Reflections after (nearly) a month
After a month of living on my own again, not driving home every weekend, several things become obvious:
- Dishes don’t do themselves. Sure, the cupboard and silverware tray last for a few days, but then you run out, and you default to a secondary, more relaxed mode of living, wherein making coffee requires you to wash a spoon. And maybe your coffee cup, if the dried coffee scum doesn’t rinse off after two tries.
- Laundry doesn’t do itself. You have to actually take it somewhere that has a functioning washing machine and split it up into groups.
- Food must be hunted down and purchased at any one of the five nearby grocery stores. And prices must be compared, if you want to financially survive longer than three weeks or so.

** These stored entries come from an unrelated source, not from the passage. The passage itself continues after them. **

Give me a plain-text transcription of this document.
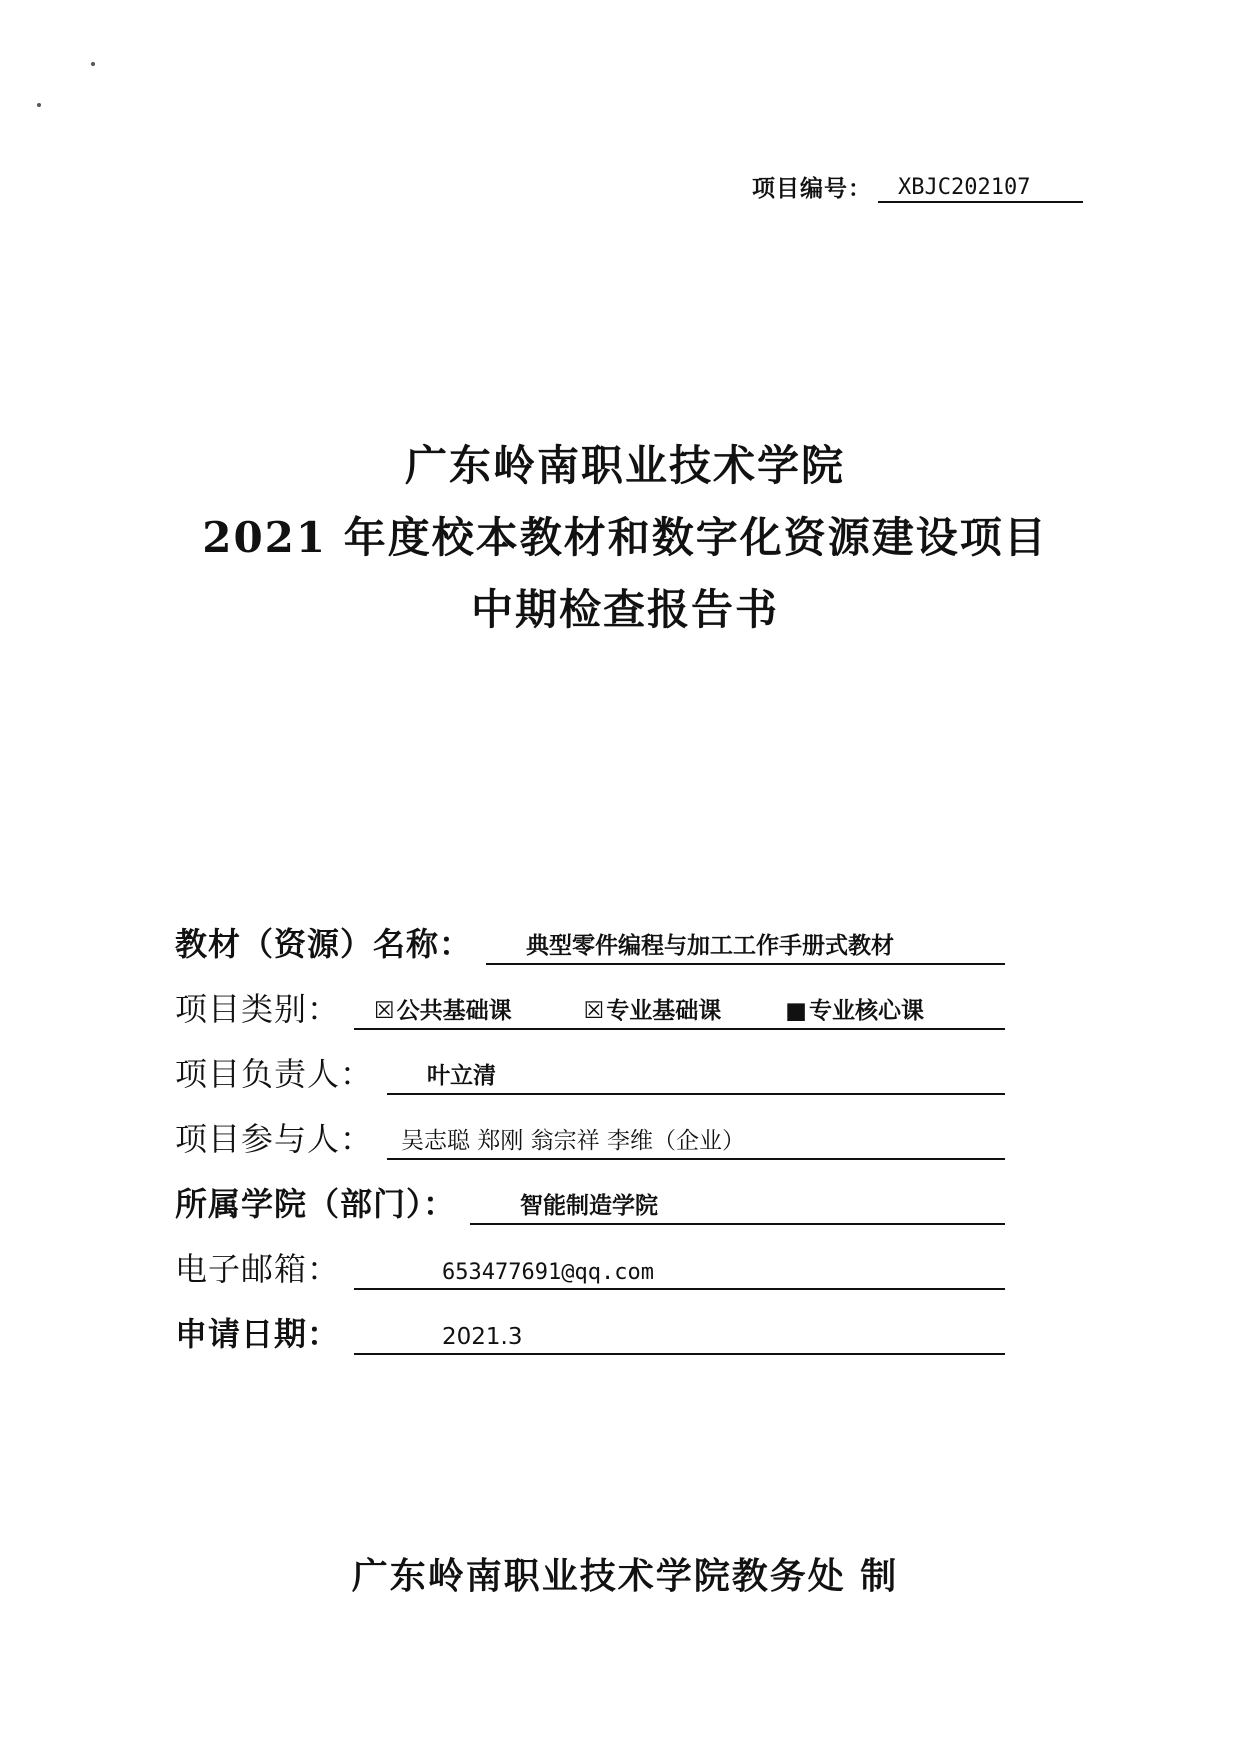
项目编号：	XBJC202107
广东岭南职业技术学院
2021 年度校本教材和数字化资源建设项目
中期检查报告书
教材（资源）名称：	典型零件编程与加工工作手册式教材
项目类别：	☒公共基础课	☒专业基础课	■专业核心课
项目负责人：	叶立清
项目参与人：	吴志聪 郑刚 翁宗祥 李维（企业）
所属学院（部门）：	智能制造学院
电子邮箱：	653477691@qq.com
申请日期：	2021.3
广东岭南职业技术学院教务处 制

- Gas must be bought (although I knew this before), but in this brave new world it must be bought before the fuel gauge drops below the half tank notch. This is so that your fiancée will consent to ride in your car with you, to, say, Greenville to pick up a copy of the latest and greatest operating system in the world. It might be pointed out that when your gas gauge is malfunctioning, your fiancée tends to be more jumpy about your lack of fuel than she would otherwise be.
- The mailbox must be checked. Sometimes I forget for a whole week, and miss important things. What can I say, though? Almost all my bills are emailed to me. I just don’t think about it.
I actually did know all this stuff already. It’s just started to to stare me in the face harder than it did before.
Also, I have thought about putting a panoramic photo up of the inside of this place. But then, of course, I’d have to first take such a panoramic photo, and my living space is not quite neat enough at the moment to immortalize in that fashion. Maybe someday soon, though.